You did realize that the Rosser version of the multiplication, mul n m = n . m is simpler than the addition: add n m = \s -> n s . m s. Would it be possible that the exponentiation is even simpler? Yes! In fact pow n m = m n (where pow n m means nm. This is inverse application. It is not easy to derive this definition ab ovo. What we can do easily is to apply the same reasoning as for the multiplication:
-- pow n m = (mul n ( ... (mul n (mul n one))))  -- m times
or
pow n m = m (mul n) one
This is OK, but a bit boring. For the inverted application formula we may prove easily that pow n zero == one, since zero n = (\s->id) n = id. Exercice. Analyze the form pow zero m = m zero. Prove that if m is not zero, the result is zero.

On the other hand

pow n (incr m)  = incr m n = m n . n   
Enough? Don't forget that the composition is the multiplication, so we got nm+1 = nm * n. BTW, from the formula pow n m = m (mul n) one we see also that this reduces to n . n . n . .... n (m times), and the Rosser formula can be re-deduced from it, although doing it formally is not so straightforward.
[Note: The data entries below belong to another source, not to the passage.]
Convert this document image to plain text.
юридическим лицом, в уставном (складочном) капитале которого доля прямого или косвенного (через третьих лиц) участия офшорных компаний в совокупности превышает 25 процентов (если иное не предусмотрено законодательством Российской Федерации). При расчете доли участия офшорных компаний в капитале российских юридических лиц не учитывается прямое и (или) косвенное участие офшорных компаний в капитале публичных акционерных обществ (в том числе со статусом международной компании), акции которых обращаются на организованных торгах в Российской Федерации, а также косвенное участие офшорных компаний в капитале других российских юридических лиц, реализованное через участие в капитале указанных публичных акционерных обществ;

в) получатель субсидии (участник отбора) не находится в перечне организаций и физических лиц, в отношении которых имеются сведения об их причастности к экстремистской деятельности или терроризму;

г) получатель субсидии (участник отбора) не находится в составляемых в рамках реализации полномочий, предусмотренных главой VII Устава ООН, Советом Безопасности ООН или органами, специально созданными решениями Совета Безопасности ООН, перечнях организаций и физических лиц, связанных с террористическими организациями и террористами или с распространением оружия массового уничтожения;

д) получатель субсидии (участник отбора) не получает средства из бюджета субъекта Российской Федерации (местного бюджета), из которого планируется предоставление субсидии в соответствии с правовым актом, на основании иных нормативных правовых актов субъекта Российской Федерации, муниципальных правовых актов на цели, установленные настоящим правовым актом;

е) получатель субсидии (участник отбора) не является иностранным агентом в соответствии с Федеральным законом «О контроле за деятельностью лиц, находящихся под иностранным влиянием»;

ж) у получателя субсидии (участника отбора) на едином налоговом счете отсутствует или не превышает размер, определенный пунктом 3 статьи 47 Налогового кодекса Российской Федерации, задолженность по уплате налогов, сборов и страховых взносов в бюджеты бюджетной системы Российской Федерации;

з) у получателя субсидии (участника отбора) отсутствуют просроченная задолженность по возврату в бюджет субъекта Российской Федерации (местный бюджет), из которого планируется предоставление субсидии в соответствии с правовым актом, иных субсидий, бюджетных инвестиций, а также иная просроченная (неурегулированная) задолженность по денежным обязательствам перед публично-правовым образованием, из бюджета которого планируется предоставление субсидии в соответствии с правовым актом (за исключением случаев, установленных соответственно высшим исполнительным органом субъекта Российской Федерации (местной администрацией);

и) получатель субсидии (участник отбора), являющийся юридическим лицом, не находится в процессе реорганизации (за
The Rosser formula for the exponentiation has an interesting set-theoretical face. You should/might know that in the theory of sets, for any sets A and B, the notation BA denotes the set of all functions from A to B. Typically, when teaching this stuff, one applies the argument based on cardinality. Adding one element to A, permits to find |B| more mappings, from the additional element to all of B. So, the number of mappings is multiplied by |B|, in agreement with : BA+1 = BA * B. Here we see naturally that "exponentiation = inverse application".
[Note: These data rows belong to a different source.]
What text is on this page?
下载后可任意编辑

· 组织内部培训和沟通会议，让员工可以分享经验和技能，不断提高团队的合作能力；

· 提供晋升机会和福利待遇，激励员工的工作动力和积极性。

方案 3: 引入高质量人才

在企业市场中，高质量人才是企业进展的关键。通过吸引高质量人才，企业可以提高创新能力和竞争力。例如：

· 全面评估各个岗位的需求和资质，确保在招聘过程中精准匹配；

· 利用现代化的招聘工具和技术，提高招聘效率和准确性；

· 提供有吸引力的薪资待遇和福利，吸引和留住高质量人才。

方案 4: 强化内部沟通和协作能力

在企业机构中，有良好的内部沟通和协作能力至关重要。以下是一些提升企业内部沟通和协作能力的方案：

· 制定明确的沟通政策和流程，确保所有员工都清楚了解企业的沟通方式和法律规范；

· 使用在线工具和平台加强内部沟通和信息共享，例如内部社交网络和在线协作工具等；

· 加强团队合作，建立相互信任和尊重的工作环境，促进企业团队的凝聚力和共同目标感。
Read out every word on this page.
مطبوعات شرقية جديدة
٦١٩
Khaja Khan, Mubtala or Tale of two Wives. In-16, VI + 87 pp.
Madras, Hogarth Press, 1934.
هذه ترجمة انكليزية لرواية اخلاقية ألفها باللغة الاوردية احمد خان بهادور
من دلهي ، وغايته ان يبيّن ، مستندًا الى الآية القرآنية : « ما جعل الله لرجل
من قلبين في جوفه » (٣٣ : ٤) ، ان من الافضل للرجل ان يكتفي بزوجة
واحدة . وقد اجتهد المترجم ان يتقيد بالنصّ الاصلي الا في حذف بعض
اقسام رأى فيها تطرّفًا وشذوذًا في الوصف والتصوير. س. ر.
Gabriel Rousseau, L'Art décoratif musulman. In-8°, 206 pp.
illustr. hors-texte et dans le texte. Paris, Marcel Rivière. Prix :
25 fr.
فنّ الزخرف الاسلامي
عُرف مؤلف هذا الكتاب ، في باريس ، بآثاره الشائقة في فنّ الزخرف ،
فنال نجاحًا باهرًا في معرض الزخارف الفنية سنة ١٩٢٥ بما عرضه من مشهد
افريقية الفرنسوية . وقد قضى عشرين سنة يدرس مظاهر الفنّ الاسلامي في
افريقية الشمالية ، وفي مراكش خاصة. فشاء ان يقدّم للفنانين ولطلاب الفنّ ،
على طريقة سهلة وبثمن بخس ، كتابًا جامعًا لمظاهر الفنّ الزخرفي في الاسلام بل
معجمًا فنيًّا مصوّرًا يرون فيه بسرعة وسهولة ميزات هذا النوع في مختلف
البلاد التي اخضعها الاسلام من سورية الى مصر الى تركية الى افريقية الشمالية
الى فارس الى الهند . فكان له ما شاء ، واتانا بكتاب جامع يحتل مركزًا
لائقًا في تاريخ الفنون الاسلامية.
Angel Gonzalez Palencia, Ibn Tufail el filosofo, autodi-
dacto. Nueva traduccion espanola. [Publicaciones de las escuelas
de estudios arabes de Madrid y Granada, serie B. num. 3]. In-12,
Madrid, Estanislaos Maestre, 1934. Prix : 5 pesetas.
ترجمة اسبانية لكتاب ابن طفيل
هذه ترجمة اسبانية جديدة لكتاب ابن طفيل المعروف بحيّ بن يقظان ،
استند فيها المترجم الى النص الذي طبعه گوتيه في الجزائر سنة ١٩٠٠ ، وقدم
A warning... You don't see any recursivity, but, please, try: pow ten ten or something not too far. On my GHCi I get immediately the stack overflow message, already for 77, unless I change the stack length. Well, I lied. Not immediately. But, eventually. So somebody stacks things. Who and where? You won't pass from the kindergarten to the primary FP school unless you answer this question...

From Peano to Church and back

We could think a little bit on the decrementation/subtraction problem, but let's think a little bit on the relation between Nat and the Church numbers. It may help you to solve the puzzle above...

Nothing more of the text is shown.